Che impressione le ha fatto?
«Non era solo bella e simpatica. Era anche molto intelligente e sveglia. Avevo capito che aveva fiuto per gli affari ecco perché non mi sono sorpreso quando ha chiesto di entrare in quello del fotovaltaico di cui mi occupavo in quel momento. Solo in un’occasione ha mostrato la sua indole».

Quando?
«Eravamo seduti a una tavolata e mentre cenavamo, guardavamo una partita di calcio. Quando Tamara ha visto l’ex marito, De Rossi, ha iniziato a commentare in modo molto spiacevole la separazione. Parlava soprattutto dei soldi che le erano stati accordati, una somma consistente in realtà. Eppure si lamentava. In quell’occasione ho colto, per la prima volta, molta cattiveria: quello era il primo segnale che non ho saputo cogliere».

Cosa è accaduto dopo?
«La situazione è precipitata in poche settimane. Tamara e il mio amico si sono lasciati, lei poco dopo mi ha chiesto di uscire dall’affare. Ci siamo incontrati in un bar e lei si è presentata con il fratello dell’ex fidanzato, Francesco Milano e con Francesco Camilletti. I toni si sono fatti subito accesi e la richiesta non era solo per il bonifico della Pisnoli, ma di 200 mila euro. Mi sono alzato e ho detto che per i soldi, dovevamo procedere tramite gli avvocati».

Poi le è stato chiesto un secondo incontro?
«Sì. L’ultimo. All’appuntamento si sono presentate due guardie del corpo, li conoscevo bene perché erano nell’entourage dei Milano. Mi hanno costretto a seguirli e così sono finito in casa di Tamara, nel suo attico all’Eur».

Ha capito subito che era in pericolo?
«Una volta dentro sì. Lei era seduta e non appena sono entrato nella stanza ha dato l’ordine come un boss “questo non vuole pagare, pensateci voi”. Erano in sei e a turno mi hanno riempito di calci e pugni. Ho visto che si alzava, aveva uno sguardo gelido».

Lei non ha cercato di fermarli?
«No, ma ho supplicato Tamara. Le continuavo a chiedere di farli smettere».

A quel punto le hanno tagliato la testa con il coltello?
«Sì e Tamara, con un tono distaccato e freddo ha dato l’ultimo ordine: “fategli pulire il sangue, portatelo a fare il bonifico e poi ammazzatelo”».

Come si è salvato?
«Continuavo a perdere sangue, con i due che mi hanno trascinato in macchina mi sono finto morto.
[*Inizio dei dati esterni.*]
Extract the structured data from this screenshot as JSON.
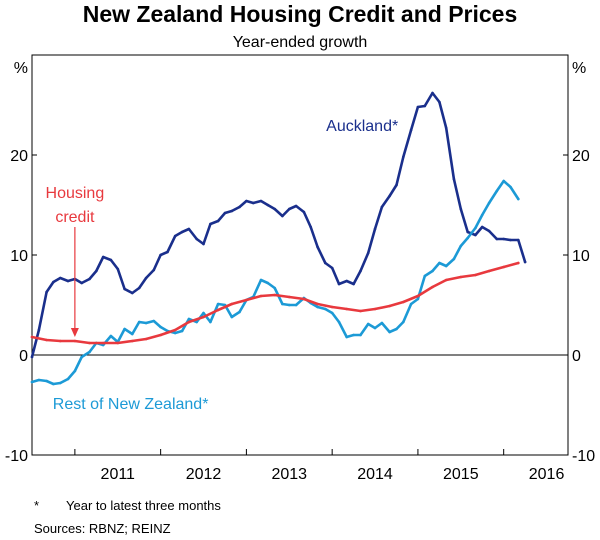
{
  "chart_data": {
    "type": "line",
    "title": "New Zealand Housing Credit and Prices",
    "subtitle": "Year-ended growth",
    "ylabel_left": "%",
    "ylabel_right": "%",
    "ylim": [
      -10,
      30
    ],
    "yticks": [
      -10,
      0,
      10,
      20
    ],
    "ytick_labels": [
      "-10",
      "0",
      "10",
      "20"
    ],
    "xlim": [
      2010.5,
      2016.75
    ],
    "x_year_ticks": [
      2011,
      2012,
      2013,
      2014,
      2015,
      2016,
      2017
    ],
    "x_labels": [
      {
        "text": "2011",
        "x": 2011.5
      },
      {
        "text": "2012",
        "x": 2012.5
      },
      {
        "text": "2013",
        "x": 2013.5
      },
      {
        "text": "2014",
        "x": 2014.5
      },
      {
        "text": "2015",
        "x": 2015.5
      },
      {
        "text": "2016",
        "x": 2016.5
      }
    ],
    "grid": false,
    "zero_line": true,
    "series": [
      {
        "name": "Auckland*",
        "color": "#1a2f8c",
        "points": [
          [
            2010.5,
            -0.2
          ],
          [
            2010.58,
            2.5
          ],
          [
            2010.67,
            6.3
          ],
          [
            2010.75,
            7.3
          ],
          [
            2010.83,
            7.7
          ],
          [
            2010.92,
            7.4
          ],
          [
            2011.0,
            7.6
          ],
          [
            2011.08,
            7.2
          ],
          [
            2011.17,
            7.6
          ],
          [
            2011.25,
            8.4
          ],
          [
            2011.33,
            9.8
          ],
          [
            2011.42,
            9.5
          ],
          [
            2011.5,
            8.6
          ],
          [
            2011.58,
            6.6
          ],
          [
            2011.67,
            6.2
          ],
          [
            2011.75,
            6.7
          ],
          [
            2011.83,
            7.7
          ],
          [
            2011.92,
            8.5
          ],
          [
            2012.0,
            10.0
          ],
          [
            2012.08,
            10.3
          ],
          [
            2012.17,
            11.9
          ],
          [
            2012.25,
            12.3
          ],
          [
            2012.33,
            12.6
          ],
          [
            2012.42,
            11.6
          ],
          [
            2012.5,
            11.1
          ],
          [
            2012.58,
            13.1
          ],
          [
            2012.67,
            13.4
          ],
          [
            2012.75,
            14.2
          ],
          [
            2012.83,
            14.4
          ],
          [
            2012.92,
            14.8
          ],
          [
            2013.0,
            15.4
          ],
          [
            2013.08,
            15.2
          ],
          [
            2013.17,
            15.4
          ],
          [
            2013.25,
            15.0
          ],
          [
            2013.33,
            14.6
          ],
          [
            2013.42,
            13.9
          ],
          [
            2013.5,
            14.6
          ],
          [
            2013.58,
            14.9
          ],
          [
            2013.67,
            14.3
          ],
          [
            2013.75,
            12.8
          ],
          [
            2013.83,
            10.8
          ],
          [
            2013.92,
            9.2
          ],
          [
            2014.0,
            8.7
          ],
          [
            2014.08,
            7.1
          ],
          [
            2014.17,
            7.4
          ],
          [
            2014.25,
            7.1
          ],
          [
            2014.33,
            8.4
          ],
          [
            2014.42,
            10.2
          ],
          [
            2014.5,
            12.6
          ],
          [
            2014.58,
            14.8
          ],
          [
            2014.67,
            15.9
          ],
          [
            2014.75,
            17.0
          ],
          [
            2014.83,
            19.8
          ],
          [
            2014.92,
            22.5
          ],
          [
            2015.0,
            24.8
          ],
          [
            2015.08,
            24.9
          ],
          [
            2015.17,
            26.2
          ],
          [
            2015.25,
            25.3
          ],
          [
            2015.33,
            22.7
          ],
          [
            2015.42,
            17.6
          ],
          [
            2015.5,
            14.6
          ],
          [
            2015.58,
            12.3
          ],
          [
            2015.67,
            12.0
          ],
          [
            2015.75,
            12.8
          ],
          [
            2015.83,
            12.4
          ],
          [
            2015.92,
            11.6
          ],
          [
            2016.0,
            11.6
          ],
          [
            2016.08,
            11.5
          ],
          [
            2016.17,
            11.5
          ],
          [
            2016.25,
            9.3
          ]
        ]
      },
      {
        "name": "Rest of New Zealand*",
        "color": "#1c9ad6",
        "points": [
          [
            2010.5,
            -2.7
          ],
          [
            2010.58,
            -2.5
          ],
          [
            2010.67,
            -2.6
          ],
          [
            2010.75,
            -2.9
          ],
          [
            2010.83,
            -2.8
          ],
          [
            2010.92,
            -2.4
          ],
          [
            2011.0,
            -1.6
          ],
          [
            2011.08,
            -0.2
          ],
          [
            2011.17,
            0.3
          ],
          [
            2011.25,
            1.2
          ],
          [
            2011.33,
            1.0
          ],
          [
            2011.42,
            1.9
          ],
          [
            2011.5,
            1.3
          ],
          [
            2011.58,
            2.6
          ],
          [
            2011.67,
            2.1
          ],
          [
            2011.75,
            3.3
          ],
          [
            2011.83,
            3.2
          ],
          [
            2011.92,
            3.4
          ],
          [
            2012.0,
            2.8
          ],
          [
            2012.08,
            2.4
          ],
          [
            2012.17,
            2.2
          ],
          [
            2012.25,
            2.4
          ],
          [
            2012.33,
            3.6
          ],
          [
            2012.42,
            3.3
          ],
          [
            2012.5,
            4.2
          ],
          [
            2012.58,
            3.3
          ],
          [
            2012.67,
            5.1
          ],
          [
            2012.75,
            5.0
          ],
          [
            2012.83,
            3.8
          ],
          [
            2012.92,
            4.3
          ],
          [
            2013.0,
            5.5
          ],
          [
            2013.08,
            5.8
          ],
          [
            2013.17,
            7.5
          ],
          [
            2013.25,
            7.2
          ],
          [
            2013.33,
            6.7
          ],
          [
            2013.42,
            5.1
          ],
          [
            2013.5,
            5.0
          ],
          [
            2013.58,
            5.0
          ],
          [
            2013.67,
            5.7
          ],
          [
            2013.75,
            5.2
          ],
          [
            2013.83,
            4.8
          ],
          [
            2013.92,
            4.6
          ],
          [
            2014.0,
            4.2
          ],
          [
            2014.08,
            3.3
          ],
          [
            2014.17,
            1.8
          ],
          [
            2014.25,
            2.0
          ],
          [
            2014.33,
            2.0
          ],
          [
            2014.42,
            3.1
          ],
          [
            2014.5,
            2.7
          ],
          [
            2014.58,
            3.2
          ],
          [
            2014.67,
            2.3
          ],
          [
            2014.75,
            2.6
          ],
          [
            2014.83,
            3.3
          ],
          [
            2014.92,
            5.1
          ],
          [
            2015.0,
            5.6
          ],
          [
            2015.08,
            7.9
          ],
          [
            2015.17,
            8.4
          ],
          [
            2015.25,
            9.2
          ],
          [
            2015.33,
            8.9
          ],
          [
            2015.42,
            9.6
          ],
          [
            2015.5,
            10.9
          ],
          [
            2015.58,
            11.7
          ],
          [
            2015.67,
            12.7
          ],
          [
            2015.75,
            14.0
          ],
          [
            2015.83,
            15.2
          ],
          [
            2015.92,
            16.4
          ],
          [
            2016.0,
            17.4
          ],
          [
            2016.08,
            16.8
          ],
          [
            2016.17,
            15.6
          ]
        ]
      },
      {
        "name": "Housing credit",
        "color": "#e8393e",
        "points": [
          [
            2010.5,
            1.8
          ],
          [
            2010.67,
            1.5
          ],
          [
            2010.83,
            1.4
          ],
          [
            2011.0,
            1.4
          ],
          [
            2011.17,
            1.2
          ],
          [
            2011.33,
            1.2
          ],
          [
            2011.5,
            1.2
          ],
          [
            2011.67,
            1.4
          ],
          [
            2011.83,
            1.6
          ],
          [
            2012.0,
            2.0
          ],
          [
            2012.17,
            2.5
          ],
          [
            2012.33,
            3.3
          ],
          [
            2012.5,
            3.8
          ],
          [
            2012.67,
            4.5
          ],
          [
            2012.83,
            5.1
          ],
          [
            2013.0,
            5.5
          ],
          [
            2013.17,
            5.9
          ],
          [
            2013.33,
            6.0
          ],
          [
            2013.5,
            5.8
          ],
          [
            2013.67,
            5.6
          ],
          [
            2013.83,
            5.1
          ],
          [
            2014.0,
            4.8
          ],
          [
            2014.17,
            4.6
          ],
          [
            2014.33,
            4.4
          ],
          [
            2014.5,
            4.6
          ],
          [
            2014.67,
            4.9
          ],
          [
            2014.83,
            5.3
          ],
          [
            2015.0,
            5.9
          ],
          [
            2015.17,
            6.8
          ],
          [
            2015.33,
            7.5
          ],
          [
            2015.5,
            7.8
          ],
          [
            2015.67,
            8.0
          ],
          [
            2015.83,
            8.4
          ],
          [
            2016.0,
            8.8
          ],
          [
            2016.17,
            9.2
          ]
        ]
      }
    ],
    "annotations": [
      {
        "text": "Auckland*",
        "series": 0,
        "x": 2014.35,
        "y": 23.0
      },
      {
        "text": "Housing",
        "series": 2,
        "x": 2011.0,
        "y": 16.3
      },
      {
        "text": "credit",
        "series": 2,
        "x": 2011.0,
        "y": 13.9
      },
      {
        "text": "Rest of New Zealand*",
        "series": 1,
        "x": 2011.65,
        "y": -4.8
      }
    ],
    "arrow": {
      "series": 2,
      "from": [
        2011.0,
        12.8
      ],
      "to": [
        2011.0,
        1.8
      ]
    }
  },
  "footnote": {
    "marker": "*",
    "text": "Year to latest three months"
  },
  "sources": "Sources:   RBNZ; REINZ"
}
Mi hanno lasciato a terra, su un marciapiede da dove ho chiesto aiuto. Poco dopo ho scoperto anche del passato criminale della famiglia di Tamara e del padre ucciso per un regolamento di conti».

Come?
«Dopo aver sporto denuncia, ho cercato di capire cosa mi era sfuggito. Lo choc non riguardava solo la vicenda in sé, ma il contesto in cui sono finito. La sensazione che ho avuto è di essere finito in una trama, in un piano ben organizzato. Sapevano che avevo disponibilità economica. Ma c’erano stati anche dei segnali che non ho saputo cogliere».

L’ha più rivista?
«Mai. Ma abbiamo continuato a frequentare gli stessi ambienti».

Oggi è riuscito a ripartire?
«Sì, ma ho trasferito tutte le mie attività a Milano. Ho pagato un conto salitissimo, avevo perso tutto soprattutto in termini di immagine ma la sentenza che la condanna, mi ha reso giustizia».